Nourian et al. [24] evaluated RV systolic and diastolic functions between inferior STEMI without RV involvement and inferior STEMI with RV infarction and revealed that the RV-GLS in the inferior STEMI group without RV infarction was normal, which is in concordant with our findings.

Our results showed a significant positive correlation between EF and TAPSE in the anterior (r = 0.296, p = 0.37) and inferior MI groups (r = 0.467, p = 0.001). Antoni et al. [25] revealed a substantial positive correlation between LVEF and TAPSE, regardless of the site of the STEMI in patients with acute STEMI, similar to our findings.

Study limitations

Our single-center analysis included a relatively small sample size; thus, results should be confirmed by larger, adjusted, real-world studies. The present study was a cross-sectional observational design during hospital stay; hence, it does not provide prognostic data, and patients with complications after hospital discharge were not followed up to assess for long-term clinical outcomes. Regarding RV strain, the septal side may be affected by the left ventricle. Other modalities, e.g., magnetic resonance imaging and single-photon emission computerized tomography, could be used for comparison with other materials regarding RV and infarction size.

Clinical implication

  • Patients with anterior STEMI are at higher risk for RV dysfunction than those with inferior STEMI and were affected by LVEF decline irrespective of the infarction site.

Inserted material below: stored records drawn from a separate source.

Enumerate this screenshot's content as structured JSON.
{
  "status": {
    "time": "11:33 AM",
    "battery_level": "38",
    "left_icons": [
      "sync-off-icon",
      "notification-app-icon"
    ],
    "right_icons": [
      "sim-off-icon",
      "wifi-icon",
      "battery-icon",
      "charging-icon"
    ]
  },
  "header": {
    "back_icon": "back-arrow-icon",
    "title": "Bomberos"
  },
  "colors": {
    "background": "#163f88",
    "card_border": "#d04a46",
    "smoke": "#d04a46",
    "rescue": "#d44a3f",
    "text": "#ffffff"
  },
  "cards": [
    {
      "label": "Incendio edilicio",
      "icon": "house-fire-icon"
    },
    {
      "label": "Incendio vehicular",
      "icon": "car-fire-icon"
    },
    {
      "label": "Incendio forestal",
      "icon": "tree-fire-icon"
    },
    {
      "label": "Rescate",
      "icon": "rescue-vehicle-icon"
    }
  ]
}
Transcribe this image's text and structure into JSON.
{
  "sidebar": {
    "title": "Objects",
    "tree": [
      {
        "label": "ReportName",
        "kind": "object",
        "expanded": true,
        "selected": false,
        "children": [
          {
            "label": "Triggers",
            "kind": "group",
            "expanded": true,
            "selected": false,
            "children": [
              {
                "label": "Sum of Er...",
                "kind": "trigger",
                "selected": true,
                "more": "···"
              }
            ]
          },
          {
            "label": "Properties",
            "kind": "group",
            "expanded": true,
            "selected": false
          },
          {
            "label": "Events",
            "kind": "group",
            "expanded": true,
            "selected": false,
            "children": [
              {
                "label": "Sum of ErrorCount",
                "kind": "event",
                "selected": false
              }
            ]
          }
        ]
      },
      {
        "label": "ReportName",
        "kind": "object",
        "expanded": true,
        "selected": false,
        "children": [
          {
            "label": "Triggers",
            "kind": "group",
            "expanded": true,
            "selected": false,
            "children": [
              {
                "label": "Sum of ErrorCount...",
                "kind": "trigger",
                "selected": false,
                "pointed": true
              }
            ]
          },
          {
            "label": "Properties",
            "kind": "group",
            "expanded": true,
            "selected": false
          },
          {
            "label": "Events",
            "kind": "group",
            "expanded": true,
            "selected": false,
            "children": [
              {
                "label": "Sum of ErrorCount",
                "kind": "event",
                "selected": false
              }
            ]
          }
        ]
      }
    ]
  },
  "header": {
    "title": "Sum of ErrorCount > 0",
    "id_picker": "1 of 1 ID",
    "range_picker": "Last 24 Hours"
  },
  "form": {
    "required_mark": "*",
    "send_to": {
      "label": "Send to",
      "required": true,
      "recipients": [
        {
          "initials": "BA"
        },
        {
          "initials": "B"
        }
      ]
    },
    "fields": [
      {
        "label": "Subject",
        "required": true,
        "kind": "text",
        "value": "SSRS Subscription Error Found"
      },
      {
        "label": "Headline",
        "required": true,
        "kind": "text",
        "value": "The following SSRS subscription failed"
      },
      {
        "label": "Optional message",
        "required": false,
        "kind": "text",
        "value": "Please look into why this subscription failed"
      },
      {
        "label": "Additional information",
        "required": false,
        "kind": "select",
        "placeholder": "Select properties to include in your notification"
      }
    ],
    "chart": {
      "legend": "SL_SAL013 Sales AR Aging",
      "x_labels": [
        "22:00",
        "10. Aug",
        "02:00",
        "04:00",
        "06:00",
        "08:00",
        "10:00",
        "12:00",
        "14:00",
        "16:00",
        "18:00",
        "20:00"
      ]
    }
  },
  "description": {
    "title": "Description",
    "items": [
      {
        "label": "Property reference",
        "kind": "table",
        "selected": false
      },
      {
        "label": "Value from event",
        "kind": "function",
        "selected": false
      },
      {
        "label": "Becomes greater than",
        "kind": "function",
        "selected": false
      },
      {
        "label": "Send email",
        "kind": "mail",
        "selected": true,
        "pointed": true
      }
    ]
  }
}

  • Increasing interest in RV function assessment techniques in patients with acute STEMI (once considered a forgotten ventricle) is important to improve prognosis, treatment, and outcomes.

Conclusion

RV dysfunction can occur in patients with no ECG evidence of RV STEMI. RV dysfunction is worse in patients with anterior compared to those with inferior MI. Moreover, RV systolic functions were affected by declined LVEF irrespective of the infarction site. This had potential clinical implications to improve prognosis, treatment, survival rate, and outcomes between both conditions.

Recommendations

We recommend a follow-up of a large sample study with the change in studied parameters to include RV infarction which requires more studies for its implication.

Future larger multicenter studies are needed to demonstrate clinical outcome data, such as mortality, cardiogenic shock prevalence, and the need for mechanical or inotropic support.

Future mid- and long-term longitudinal studies will need to investigate RV dysfunction as a predictor of outcome in patients with STEMI.